Forget uploading your brain, because the first thing you upload will be your identity. 

Everything you sign-up for and use in the future will go through an Identity Data Provider (IDP) and here’s what it means for you.

Co-written by Daniel Charboneau.

Imagine a world where you have complete control of all of your online data- your status updates, Instagram photos, Facebook likes, tweets and any other piece of data that you generate online. If you chose to deactivate your social media account, you literally restrict it’s ability to access to your data. If you chose to use a new social network, all of your status updates & pictures can come with you at the push of a button. You would be at the center of your own ecosystem, defining who, what, when & how online services can access and use your data. Most importantly, you would own your data this time. Although this may seem improbable in today’s terms of service rich world, this will be completely normal behavior in the not-so-distant future through an Identity Data Provider (IDP). It’s already being built.

What is an Identity Data Provider (IDP)?

An Identity Data Provider (IDP) is a third-party organization that stores all of your personal data and acts as a medium between you and online service providers like Facebook, Twitter & Google. Think of an IDP as a broker that works for you to manage all of your online information. IDP’s will enable you to control who can use your information such as what you liked, who you shared information with, who you interact with, what services you use. At present LinkedIn, Twitter, and Google are de facto IDP’s who as of yet have not provided control. The right mixture of startups, consumer demand and awareness. and potential legislation will inevitably lead to increased consumer control and network openness.

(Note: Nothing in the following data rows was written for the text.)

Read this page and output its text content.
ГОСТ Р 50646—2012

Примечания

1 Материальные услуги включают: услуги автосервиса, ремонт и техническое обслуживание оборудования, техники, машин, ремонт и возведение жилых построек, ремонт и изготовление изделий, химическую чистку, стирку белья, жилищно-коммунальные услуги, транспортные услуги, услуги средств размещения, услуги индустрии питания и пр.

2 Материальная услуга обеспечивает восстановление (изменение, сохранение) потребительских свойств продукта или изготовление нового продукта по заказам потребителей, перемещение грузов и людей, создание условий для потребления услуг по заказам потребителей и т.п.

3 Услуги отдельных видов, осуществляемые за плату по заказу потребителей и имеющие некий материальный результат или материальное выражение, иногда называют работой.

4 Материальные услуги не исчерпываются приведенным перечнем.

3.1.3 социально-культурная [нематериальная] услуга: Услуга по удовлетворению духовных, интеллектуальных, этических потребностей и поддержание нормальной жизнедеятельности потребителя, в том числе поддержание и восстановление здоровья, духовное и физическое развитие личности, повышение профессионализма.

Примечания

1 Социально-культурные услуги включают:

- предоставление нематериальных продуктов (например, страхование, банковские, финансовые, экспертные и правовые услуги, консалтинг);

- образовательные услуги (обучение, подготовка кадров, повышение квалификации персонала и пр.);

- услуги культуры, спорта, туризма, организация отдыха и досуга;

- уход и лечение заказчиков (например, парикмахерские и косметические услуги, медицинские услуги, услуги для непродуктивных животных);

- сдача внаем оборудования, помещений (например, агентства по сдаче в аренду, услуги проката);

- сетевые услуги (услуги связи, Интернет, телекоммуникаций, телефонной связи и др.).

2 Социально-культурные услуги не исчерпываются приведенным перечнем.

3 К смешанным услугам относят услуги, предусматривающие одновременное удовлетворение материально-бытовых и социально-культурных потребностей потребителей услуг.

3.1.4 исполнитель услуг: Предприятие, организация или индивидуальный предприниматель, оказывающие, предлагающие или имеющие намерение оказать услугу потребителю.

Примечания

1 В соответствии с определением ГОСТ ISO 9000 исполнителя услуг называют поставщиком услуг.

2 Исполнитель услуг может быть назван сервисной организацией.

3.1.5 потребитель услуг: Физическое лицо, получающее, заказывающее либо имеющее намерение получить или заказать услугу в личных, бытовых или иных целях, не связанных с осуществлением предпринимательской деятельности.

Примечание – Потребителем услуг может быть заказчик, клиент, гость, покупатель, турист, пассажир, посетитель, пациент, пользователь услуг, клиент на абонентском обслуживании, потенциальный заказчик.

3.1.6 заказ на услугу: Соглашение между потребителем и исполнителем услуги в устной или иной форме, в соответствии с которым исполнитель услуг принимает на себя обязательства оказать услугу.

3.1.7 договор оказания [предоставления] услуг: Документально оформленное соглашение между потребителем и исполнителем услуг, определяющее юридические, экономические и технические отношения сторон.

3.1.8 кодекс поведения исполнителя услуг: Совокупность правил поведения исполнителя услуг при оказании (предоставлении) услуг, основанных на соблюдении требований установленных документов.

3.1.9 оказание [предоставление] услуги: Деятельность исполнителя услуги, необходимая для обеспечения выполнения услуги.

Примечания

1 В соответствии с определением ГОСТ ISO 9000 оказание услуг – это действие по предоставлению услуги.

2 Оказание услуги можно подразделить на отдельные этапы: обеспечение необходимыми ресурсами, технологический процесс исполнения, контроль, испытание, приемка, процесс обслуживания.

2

What about OpenID, OAuth, etc. Don’t they do the same thing?

OpenID is a convenient and open way to login to sites, without them having to establish their own login system for users to keep up with. OpenID is only a login utility, and it does not house any of your online data or activities. In the future, OpenID could be a utility that could be leveraged as a login element for an Identity Data Provider.

Why do we need Identity Data Providers (IDPs)?

  • Privacy & Security: It’s safe to assume that you do not own anything you post on any website that is not owned or controlled by you. IDP’s will allow you to pay for privacy control.
  • Personalized Experiences: Currently, every website and online service treats you the same. It knows nothing about you when first visit and expects to learn about you based on what you provide or your future interactions. It cannot access or learn from any of your other online interactions.
  • Internet-of-Things: Hyperconnectivity and sensors will continue generate massive amounts of data about us that is currently silo’d into individual web products and services.

What does it mean for you?

  • Ownership is coming back: There will be a day in time that you gain control and ownership back for your data. Users will have control of what data they provide third-parties access to.
  • You can make money off your data: Business monetization of your data in the future may allow you to get a piece of the pie in return for allowing them access to certain elements.
  • Better online experiences: With all of this information in one place, future apps and services can serve up better recommendations & predictions using the data we provide it. The days of reentering the same information on multiple sites will be over.

Although, this may seem like science-fiction, elements of IDPs are starting to emerge in the academic world, and we expect that the first IDP startups to appear within the next 12-24 months.